The UK is in a tighter spot than we find ourselves yet in regard to energy. In a way they are having to go down the path sooner that we will have to go down at some time.

[url=http://www.transitionnetwork.org/news/2011-01-24/tradeable-energy-quotas-launched-house-commons]Tradeable Energy Quotas[/url] have now been launched in their House of Commons.

TEQs is an energy rationing scheme designed to cover a nation’s whole economy within which individual adults would receive an equal per capita Entitlement of electronic TEQs units free-of-charge. Organisations the government and all other energy users would have to buy their units at a Tender or auction. The number of units issued into the economy via the weekly Entitlement and Tender would be determined by either the availability of energy resources or the national carbon budget – whichever represents the tighter constraint on the national economy at any given time.

The weekly auction would also generate a price for TEQs units and all buying and selling of units within the nation would take place at that price (which would of course fluctuate in line with demand).

The purchase of any fuel or electricity within the national economy would require the surrender of TEQs units alongside the usual monetary payment. Each TEQs unit would allow for the purchase of a set quantity of fuel or electricity. If the scheme were being used to address energy resource shortages this quantity would simply be a proportion of the total resource available. If used to implement a carbon budget it would be dependent on the lifecycle emissions associated with that energy source.

The TEQs design is based on the insight that all emissions from energy use within a national economy can be measured simply and efficiently by assigning a ‘carbon rating’ (e.g. 0.2 units per kWh or 2.3 units per litre) to fuels and electricity based on the quantity of carbon dioxide and other greenhouse gases generated by their production and use. Once this is established the total emissions attributable to a given purchase becomes implicit in the quantities listed as usual on invoices utility bills and till receipts.

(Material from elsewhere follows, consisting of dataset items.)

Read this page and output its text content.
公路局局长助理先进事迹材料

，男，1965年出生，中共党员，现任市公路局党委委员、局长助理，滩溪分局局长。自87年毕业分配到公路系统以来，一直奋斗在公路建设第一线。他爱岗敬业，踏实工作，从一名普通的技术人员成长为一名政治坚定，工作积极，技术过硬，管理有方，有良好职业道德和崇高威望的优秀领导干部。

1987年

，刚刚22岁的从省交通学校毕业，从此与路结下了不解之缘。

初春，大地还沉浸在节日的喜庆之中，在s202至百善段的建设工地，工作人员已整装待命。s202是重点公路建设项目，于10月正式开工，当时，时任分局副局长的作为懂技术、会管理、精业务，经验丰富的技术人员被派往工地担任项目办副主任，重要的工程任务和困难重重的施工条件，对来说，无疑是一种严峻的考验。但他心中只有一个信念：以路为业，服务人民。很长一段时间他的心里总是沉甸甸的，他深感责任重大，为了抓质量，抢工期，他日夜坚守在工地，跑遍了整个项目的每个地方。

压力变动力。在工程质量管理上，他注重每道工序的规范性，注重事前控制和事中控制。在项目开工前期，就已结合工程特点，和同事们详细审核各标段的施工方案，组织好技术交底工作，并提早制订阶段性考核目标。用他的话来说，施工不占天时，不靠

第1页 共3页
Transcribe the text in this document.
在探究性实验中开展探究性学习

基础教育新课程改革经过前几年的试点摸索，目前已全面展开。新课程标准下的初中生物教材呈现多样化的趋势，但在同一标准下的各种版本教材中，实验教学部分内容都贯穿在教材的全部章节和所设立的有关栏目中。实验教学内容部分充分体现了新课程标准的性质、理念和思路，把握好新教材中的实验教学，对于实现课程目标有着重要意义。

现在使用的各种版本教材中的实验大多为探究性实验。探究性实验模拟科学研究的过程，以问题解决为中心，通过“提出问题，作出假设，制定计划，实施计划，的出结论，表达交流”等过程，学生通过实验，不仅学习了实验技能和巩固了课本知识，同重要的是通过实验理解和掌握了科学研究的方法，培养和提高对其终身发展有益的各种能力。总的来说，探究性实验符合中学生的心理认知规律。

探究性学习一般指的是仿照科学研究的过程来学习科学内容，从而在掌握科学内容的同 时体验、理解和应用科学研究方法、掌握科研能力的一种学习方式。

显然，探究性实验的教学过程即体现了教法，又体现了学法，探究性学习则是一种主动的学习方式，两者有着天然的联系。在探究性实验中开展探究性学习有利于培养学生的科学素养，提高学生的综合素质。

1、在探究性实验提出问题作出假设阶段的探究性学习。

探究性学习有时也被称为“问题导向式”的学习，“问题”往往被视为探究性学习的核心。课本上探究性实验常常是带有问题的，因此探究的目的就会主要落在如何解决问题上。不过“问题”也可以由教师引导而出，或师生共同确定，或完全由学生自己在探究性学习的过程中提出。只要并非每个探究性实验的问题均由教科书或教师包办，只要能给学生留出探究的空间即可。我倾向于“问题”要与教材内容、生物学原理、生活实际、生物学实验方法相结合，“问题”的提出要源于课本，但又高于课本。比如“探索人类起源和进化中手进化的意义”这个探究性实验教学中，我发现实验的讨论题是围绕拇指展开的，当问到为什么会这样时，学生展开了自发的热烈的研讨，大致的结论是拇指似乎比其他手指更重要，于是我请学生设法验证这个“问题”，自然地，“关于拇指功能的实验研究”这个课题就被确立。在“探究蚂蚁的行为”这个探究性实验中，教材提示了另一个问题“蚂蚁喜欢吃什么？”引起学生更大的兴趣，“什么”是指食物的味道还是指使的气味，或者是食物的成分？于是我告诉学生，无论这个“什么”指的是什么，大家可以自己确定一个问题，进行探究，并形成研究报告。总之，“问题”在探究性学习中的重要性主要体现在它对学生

The TEQs system simply uses this information making it unnecessary to measure carbon emissions directly or to grapple with the endless costs complexities and compromises of embodied emissions calculations and carbon labelling. This ‘carbon rating’ for fuels and energy also provides a competitive advantage to retailers of more efficiently or renewably generated energy who would not have to require their customers to surrender so
many units.

The purchase of goods other than energy would not require the surrender of TEQs units since the producers of those goods would have already surrendered units for the energy used in the production of the goods. Producers would then pass on the cost of buying these units to consumers who would simply find that certain goods (those produced in a more energy-intensive manner) cost more.